Other than that, go for it. Do these vocal warm-up exercises in private just so you get comfortable with them. Do them in front of a mirror so you can see how your face is moving and how things change up. Notice how different muscles are activated in your lips, in your cheeks, in your forehead, in your throat. Just be aware of what’s going on as you’re doing this.
Then, if you’re brave enough, do it in front of a friend.
Do it together and then comment on each other.
Encourage each other to just go nuts.
Encourage each other to take it up a notch, to get out of your box and just try it as if no one were watching.
There’s really no right or wrong way of doing this, what matters most is that you have fun with it. I want you to have fun and get creative. Do it in song form if you want to, do it in character form if you want to. Do anything that really just gets you out of your comfort zone. That’s the goal.
It doesn’t have to be perfect, nothing ever is. Believe me, I make a lot of mistakes and when I started out as a Voice Monkey I was terrified to do this. I’m going to be going ‘Ay, Ee, Aye, Oh, Oo, Ah’ right along with you. So make that stupid face. Go there! Don’t be afraid, let it go and just have fun. Please just have fun. That’s the message of the day. That’s the message of the year.
This was such a great resource for me when I was just starting out here. I explicitly remember enjoying myself despite looking ridiculous. You were right, the sandbox was amazing.
i am implementing this warmup into my daily life. i was taking in so much info when i started my journey, going back for refreshers has been a game changer.
This is such a great warmup! I used it several times while recording some long Safety Training Modules sessions.

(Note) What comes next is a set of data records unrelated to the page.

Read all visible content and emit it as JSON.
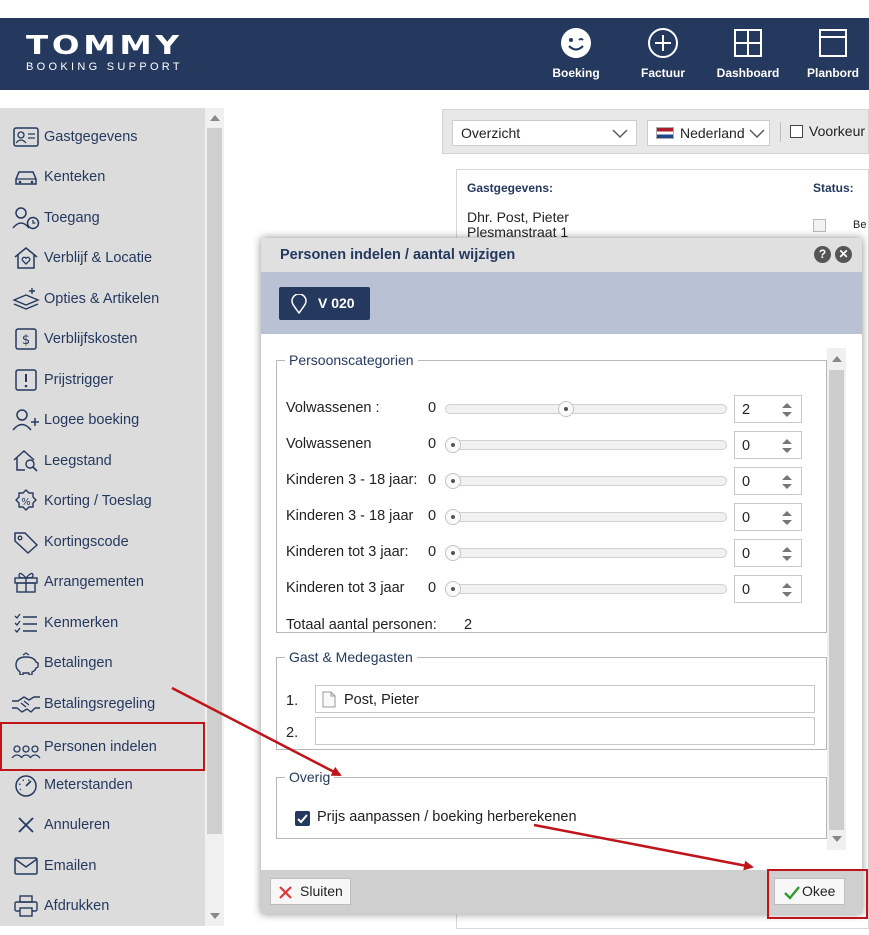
{
  "header": {
    "logo_main": "TOMMY",
    "logo_sub": "BOOKING SUPPORT",
    "nav": [
      {
        "label": "Boeking",
        "icon": "smiley-icon"
      },
      {
        "label": "Factuur",
        "icon": "plus-circle-icon"
      },
      {
        "label": "Dashboard",
        "icon": "dashboard-icon"
      },
      {
        "label": "Planbord",
        "icon": "planbord-icon"
      }
    ]
  },
  "sidebar": {
    "items": [
      {
        "label": "Gastgegevens",
        "icon": "guest-card-icon"
      },
      {
        "label": "Kenteken",
        "icon": "car-icon"
      },
      {
        "label": "Toegang",
        "icon": "person-clock-icon"
      },
      {
        "label": "Verblijf & Locatie",
        "icon": "house-heart-icon"
      },
      {
        "label": "Opties & Artikelen",
        "icon": "layers-plus-icon"
      },
      {
        "label": "Verblijfskosten",
        "icon": "dollar-icon"
      },
      {
        "label": "Prijstrigger",
        "icon": "exclamation-icon"
      },
      {
        "label": "Logee boeking",
        "icon": "person-plus-icon"
      },
      {
        "label": "Leegstand",
        "icon": "house-search-icon"
      },
      {
        "label": "Korting / Toeslag",
        "icon": "percent-badge-icon"
      },
      {
        "label": "Kortingscode",
        "icon": "tag-icon"
      },
      {
        "label": "Arrangementen",
        "icon": "gift-icon"
      },
      {
        "label": "Kenmerken",
        "icon": "checklist-icon"
      },
      {
        "label": "Betalingen",
        "icon": "piggy-bank-icon"
      },
      {
        "label": "Betalingsregeling",
        "icon": "handshake-icon"
      },
      {
        "label": "Personen indelen",
        "icon": "people-group-icon"
      },
      {
        "label": "Meterstanden",
        "icon": "gauge-icon"
      },
      {
        "label": "Annuleren",
        "icon": "x-icon"
      },
      {
        "label": "Emailen",
        "icon": "envelope-icon"
      },
      {
        "label": "Afdrukken",
        "icon": "printer-icon"
      }
    ],
    "active_label": "Personen indelen"
  },
  "main": {
    "view_select": "Overzicht",
    "language_select": "Nederlands",
    "checkbox_label": "Voorkeur",
    "card": {
      "guest_heading": "Gastgegevens:",
      "status_heading": "Status:",
      "guest_name": "Dhr. Post, Pieter",
      "guest_street": "Plesmanstraat 1",
      "status_text": "Be"
    }
  },
  "dialog": {
    "title": "Personen indelen / aantal wijzigen",
    "location": "V 020",
    "categories_legend": "Persoonscategorien",
    "categories": [
      {
        "label": "Volwassenen :",
        "min": "0",
        "value": "2",
        "fraction": 0.4
      },
      {
        "label": "Volwassenen",
        "min": "0",
        "value": "0",
        "fraction": 0
      },
      {
        "label": "Kinderen 3 - 18 jaar:",
        "min": "0",
        "value": "0",
        "fraction": 0
      },
      {
        "label": "Kinderen 3 - 18 jaar",
        "min": "0",
        "value": "0",
        "fraction": 0
      },
      {
        "label": "Kinderen tot 3 jaar:",
        "min": "0",
        "value": "0",
        "fraction": 0
      },
      {
        "label": "Kinderen tot 3 jaar",
        "min": "0",
        "value": "0",
        "fraction": 0
      }
    ],
    "total_label": "Totaal aantal personen:",
    "total_value": "2",
    "guests_legend": "Gast & Medegasten",
    "guests": [
      {
        "num": "1.",
        "name": "Post, Pieter"
      },
      {
        "num": "2.",
        "name": ""
      }
    ],
    "other_legend": "Overig",
    "recalc_label": "Prijs aanpassen / boeking herberekenen",
    "close_label": "Sluiten",
    "ok_label": "Okee"
  },
  "colors": {
    "header_bg": "#25395f",
    "sidebar_bg": "#dcdcdc",
    "annotation_red": "#c0141b",
    "ok_check_green": "#2e9b2e",
    "close_x_red": "#e03b3b"
  }
}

I have a lot of fun with this exercise. Every now and then when I do it, I end up almost making a game/song out of it! I even shared the exercise with one of my friends who is a music teacher and she loved it! Thank you Steve for such a fun exercise!
I do this twice a day, to and from work, and I have seen some reactions from other cars and it just makes me laugh! I absolutely love this and live by it!
To the mystery creator of it, and Steve for sharing it, thank you!!!
That’s AMAZING Creg! Thank you for sharing this with us. Have you noticed a difference in your voice over work as a result of the consistent practice?
It’s a fun one FOR SURE! I’ve heard Steve do it for over 20 years and don’t even notice it anymore. Thank you for bringing this exercise back to life! It’s super funny to see people’s reactions.